Every once in a while you are put into a situation where all of your acquired knowledge and experience is needed, and no matter how hard you try, you cannot get past the starting line. I just had one of those days today. In fact, I just got home an hour ago from my embarrassing situation, and I just had some dinner before I typed this out. So, here’s how it went….
I needed to talk to a client, someone who I have been working with for the last while through Corrections Canada, someone who is currently on a community reintegration program and I needed to communicate with him for an up-coming meeting I was planning. The problem was, his parents are francophone, while he is bilingual. I never thought that would be much of a problem, but when I needed to find him, I had to talk to his parents to set up a meeting for some of the group work that we do through the program, and he was busy with his friends at the time. So it was just me and parents, and a huge language barrier. They could not understand a word I was saying–in my attemped at French. I tried to speak slowly and clearly, but that just seemed to make it worse.
Eventually, I think, we managed to find some common ground. Between my “textbook” French, and their very broken English, we made some headway. It was a long conversation of repeating, hand gestures and writing words on paper, but we had some nods of agreement. Very awkward.

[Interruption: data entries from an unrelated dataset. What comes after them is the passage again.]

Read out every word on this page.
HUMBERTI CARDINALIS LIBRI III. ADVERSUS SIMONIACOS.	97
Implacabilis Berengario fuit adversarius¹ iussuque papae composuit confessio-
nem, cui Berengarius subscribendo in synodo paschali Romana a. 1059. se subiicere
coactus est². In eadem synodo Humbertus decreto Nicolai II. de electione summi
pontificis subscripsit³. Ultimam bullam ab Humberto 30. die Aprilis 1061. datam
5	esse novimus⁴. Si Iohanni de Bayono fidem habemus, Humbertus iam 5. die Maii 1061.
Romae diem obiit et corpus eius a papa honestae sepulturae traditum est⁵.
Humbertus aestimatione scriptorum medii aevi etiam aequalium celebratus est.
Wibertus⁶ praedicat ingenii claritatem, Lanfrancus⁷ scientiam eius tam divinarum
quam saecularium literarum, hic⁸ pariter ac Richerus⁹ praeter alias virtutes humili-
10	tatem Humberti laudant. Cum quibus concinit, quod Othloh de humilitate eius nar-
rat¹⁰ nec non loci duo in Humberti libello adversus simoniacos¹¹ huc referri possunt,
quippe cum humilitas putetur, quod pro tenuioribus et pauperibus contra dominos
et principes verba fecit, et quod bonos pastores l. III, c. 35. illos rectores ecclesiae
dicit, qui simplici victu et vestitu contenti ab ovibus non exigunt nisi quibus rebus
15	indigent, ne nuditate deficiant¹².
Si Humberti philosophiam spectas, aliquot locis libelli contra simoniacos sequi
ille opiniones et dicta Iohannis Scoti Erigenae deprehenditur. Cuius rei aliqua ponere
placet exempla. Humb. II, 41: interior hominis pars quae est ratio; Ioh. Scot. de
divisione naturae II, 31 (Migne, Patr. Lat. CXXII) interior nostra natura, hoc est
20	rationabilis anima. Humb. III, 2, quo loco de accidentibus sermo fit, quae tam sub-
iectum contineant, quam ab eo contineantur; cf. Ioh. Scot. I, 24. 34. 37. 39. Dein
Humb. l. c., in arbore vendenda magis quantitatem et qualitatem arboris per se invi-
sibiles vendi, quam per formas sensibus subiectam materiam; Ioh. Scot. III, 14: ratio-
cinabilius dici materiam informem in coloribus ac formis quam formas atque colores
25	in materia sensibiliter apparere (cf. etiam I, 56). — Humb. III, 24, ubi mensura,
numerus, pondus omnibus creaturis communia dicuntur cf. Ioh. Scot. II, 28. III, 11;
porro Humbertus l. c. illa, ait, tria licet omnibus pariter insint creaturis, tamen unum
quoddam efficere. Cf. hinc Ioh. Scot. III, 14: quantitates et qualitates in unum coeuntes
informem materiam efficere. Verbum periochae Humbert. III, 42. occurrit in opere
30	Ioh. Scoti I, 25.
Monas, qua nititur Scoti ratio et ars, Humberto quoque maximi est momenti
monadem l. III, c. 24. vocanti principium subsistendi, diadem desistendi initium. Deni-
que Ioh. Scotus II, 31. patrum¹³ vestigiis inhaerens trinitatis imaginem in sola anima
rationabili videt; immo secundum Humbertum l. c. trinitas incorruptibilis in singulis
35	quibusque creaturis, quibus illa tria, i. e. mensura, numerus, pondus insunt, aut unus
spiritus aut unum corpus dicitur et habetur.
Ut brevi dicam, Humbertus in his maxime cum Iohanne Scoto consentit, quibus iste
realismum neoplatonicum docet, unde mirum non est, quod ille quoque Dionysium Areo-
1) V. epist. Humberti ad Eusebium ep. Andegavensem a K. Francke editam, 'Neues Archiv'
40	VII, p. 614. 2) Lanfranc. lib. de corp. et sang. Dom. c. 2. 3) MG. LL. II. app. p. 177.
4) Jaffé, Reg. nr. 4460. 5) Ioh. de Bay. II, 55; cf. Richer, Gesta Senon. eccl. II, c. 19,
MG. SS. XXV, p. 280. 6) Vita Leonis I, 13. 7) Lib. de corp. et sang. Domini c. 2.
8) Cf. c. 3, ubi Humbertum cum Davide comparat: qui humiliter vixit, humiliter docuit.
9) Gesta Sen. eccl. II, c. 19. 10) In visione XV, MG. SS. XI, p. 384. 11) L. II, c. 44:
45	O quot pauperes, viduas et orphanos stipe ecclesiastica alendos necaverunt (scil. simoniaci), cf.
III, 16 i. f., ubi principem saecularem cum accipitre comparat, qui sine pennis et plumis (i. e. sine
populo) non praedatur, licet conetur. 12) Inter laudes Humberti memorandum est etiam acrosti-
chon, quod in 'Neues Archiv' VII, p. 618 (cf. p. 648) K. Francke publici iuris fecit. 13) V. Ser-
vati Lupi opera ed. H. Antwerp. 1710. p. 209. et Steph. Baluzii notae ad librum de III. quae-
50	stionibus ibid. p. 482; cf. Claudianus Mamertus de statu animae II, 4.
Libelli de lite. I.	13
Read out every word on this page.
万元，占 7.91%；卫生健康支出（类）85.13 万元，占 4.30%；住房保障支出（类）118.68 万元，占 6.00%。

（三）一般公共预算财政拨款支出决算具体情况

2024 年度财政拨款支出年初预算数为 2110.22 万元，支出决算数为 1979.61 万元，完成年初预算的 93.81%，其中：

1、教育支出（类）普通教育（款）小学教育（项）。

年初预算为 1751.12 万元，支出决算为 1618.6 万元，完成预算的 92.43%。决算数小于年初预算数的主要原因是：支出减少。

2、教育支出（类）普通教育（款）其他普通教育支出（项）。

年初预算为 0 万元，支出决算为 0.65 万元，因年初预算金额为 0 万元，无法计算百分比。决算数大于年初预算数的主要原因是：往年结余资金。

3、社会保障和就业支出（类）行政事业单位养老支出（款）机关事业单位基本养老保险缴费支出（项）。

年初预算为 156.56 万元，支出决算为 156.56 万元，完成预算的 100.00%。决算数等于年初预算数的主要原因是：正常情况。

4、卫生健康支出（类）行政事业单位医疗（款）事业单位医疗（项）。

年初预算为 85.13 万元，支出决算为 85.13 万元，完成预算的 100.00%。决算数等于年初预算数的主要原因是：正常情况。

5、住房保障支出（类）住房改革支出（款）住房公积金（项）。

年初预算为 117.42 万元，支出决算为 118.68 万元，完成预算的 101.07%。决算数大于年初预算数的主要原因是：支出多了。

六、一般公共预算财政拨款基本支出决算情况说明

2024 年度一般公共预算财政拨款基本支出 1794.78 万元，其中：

I think today’s little adventure has taught me a lesson about some of the pit falls of learning through the classroom environment. Subjects such as second languages can be very misleading because they never seem to reflect the real world. I remember getting a very satisfactory grade in French, but now that I look back, I think I might have done very well as far the textbook goes, but my English accent could never compensate for someone who is a native speaker.
I think I feel worse for the poor people I had to talk to than the feeling of embarrassment I went through trying to attempt to speak French in the first place.